I'm using a rather odd setup. I'm using ggauth to provide authentication through CAS, and then using plain to actually add user accounts, and manage group access. I want to integrate Dokuwiki with our learning management system to do automatic assignment of users to groups. Rather then create a script that has to walk through a text file, I thought it might be easier to configure mysql instead of plain for groups. However, I'm having some problems, and I'm not sure if it is related to the mysql, or to the mysql/CAS combination via ggauth. If anyone has any experience with the mysql backend, that would be very helpful.
The Problem:
Here is my config:
$conf['authtype'] = 'split';
$conf['auth']['split']['login_auth'] = 'cas'; # the auth backend for authentication
$conf['auth']['split']['groups_auth'] = 'mysql'; # the auth backend that supplies groups
Users can log in via CAS fine, and when I used plain instead of mysql, they were giving the correct permissions based on the group membership in the users.auth.php file.
However, when using the mysql backend, they don't seem to have any groups. If I go in as an administrator, I can see in the user manager that they exist, and have the correct groups, but the permissions are applied to them when they log in.

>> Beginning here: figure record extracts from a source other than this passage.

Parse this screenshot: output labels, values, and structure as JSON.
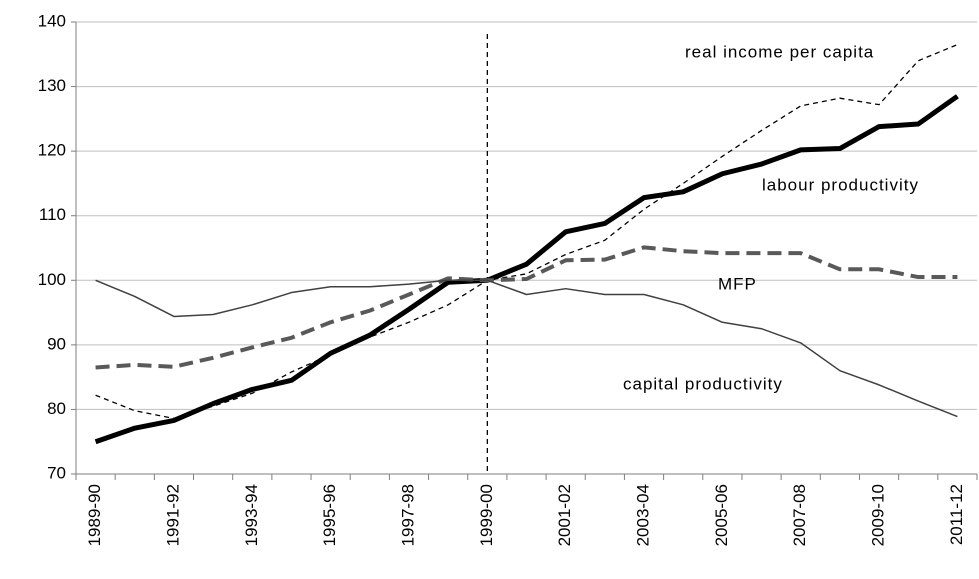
{
  "chart_data": {
    "type": "line",
    "categories": [
      "1989-90",
      null,
      "1991-92",
      null,
      "1993-94",
      null,
      "1995-96",
      null,
      "1997-98",
      null,
      "1999-00",
      null,
      "2001-02",
      null,
      "2003-04",
      null,
      "2005-06",
      null,
      "2007-08",
      null,
      "2009-10",
      null,
      "2011-12"
    ],
    "series": [
      {
        "name": "real income per capita",
        "color": "#000000",
        "width": 1.3,
        "dash": "5,4",
        "values": [
          82.2,
          79.8,
          78.6,
          80.5,
          82.5,
          85.8,
          88.5,
          91.2,
          93.5,
          96.2,
          100,
          101,
          104,
          106.2,
          111,
          115,
          119.2,
          123.2,
          127,
          128.2,
          127.2,
          134,
          136.5
        ]
      },
      {
        "name": "labour productivity",
        "color": "#000000",
        "width": 5,
        "dash": "none",
        "values": [
          75,
          77.1,
          78.3,
          80.9,
          83.1,
          84.5,
          88.7,
          91.5,
          95.5,
          99.7,
          100,
          102.5,
          107.5,
          108.8,
          112.8,
          113.7,
          116.5,
          118,
          120.2,
          120.4,
          123.8,
          124.2,
          128.5
        ]
      },
      {
        "name": "MFP",
        "color": "#595959",
        "width": 4,
        "dash": "14,7",
        "values": [
          86.5,
          86.9,
          86.6,
          88,
          89.6,
          91.1,
          93.5,
          95.3,
          97.8,
          100.3,
          100,
          100.2,
          103.1,
          103.2,
          105.1,
          104.5,
          104.2,
          104.2,
          104.2,
          101.7,
          101.7,
          100.5,
          100.5
        ]
      },
      {
        "name": "capital productivity",
        "color": "#404040",
        "width": 1.5,
        "dash": "none",
        "values": [
          100,
          97.5,
          94.4,
          94.7,
          96.2,
          98.1,
          99,
          99,
          99.4,
          100,
          100,
          97.8,
          98.7,
          97.8,
          97.8,
          96.2,
          93.5,
          92.5,
          90.3,
          86,
          83.8,
          81.3,
          78.9
        ]
      }
    ],
    "reference_line": "1999-00",
    "ylim": [
      70,
      140
    ],
    "yticks": [
      70,
      80,
      90,
      100,
      110,
      120,
      130,
      140
    ],
    "grid": true
  }
}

--------------------------------
Ok, as I was writing this, I figured it out.
I thought about the CAS plugin. The CAS plugin I used was modified from another who was using LDAP as their base. Since I actually don't have access to the CAS/LDAP server, that isn't an option for me, so I went with plain as the base. So when doing the authentication, it would authenticate using CAS, and then look at plain for some of the user information. While the user manager and other areas, were looking on the mysql DB.
Made 3 changes to my cas plugin:
require_once(DOKU_INC.'inc/auth/mysql.class.php');
include_once('cas/source/CAS.php');
class auth_cas extends auth_mysql {
function auth_cas() {
global $conf;
$this->cando['external'] = true;
$this->auth_mysql();
}
to fall back to mysql and not plain, and it is all working now.
Just going to post this anyway in case it helps someone in the future.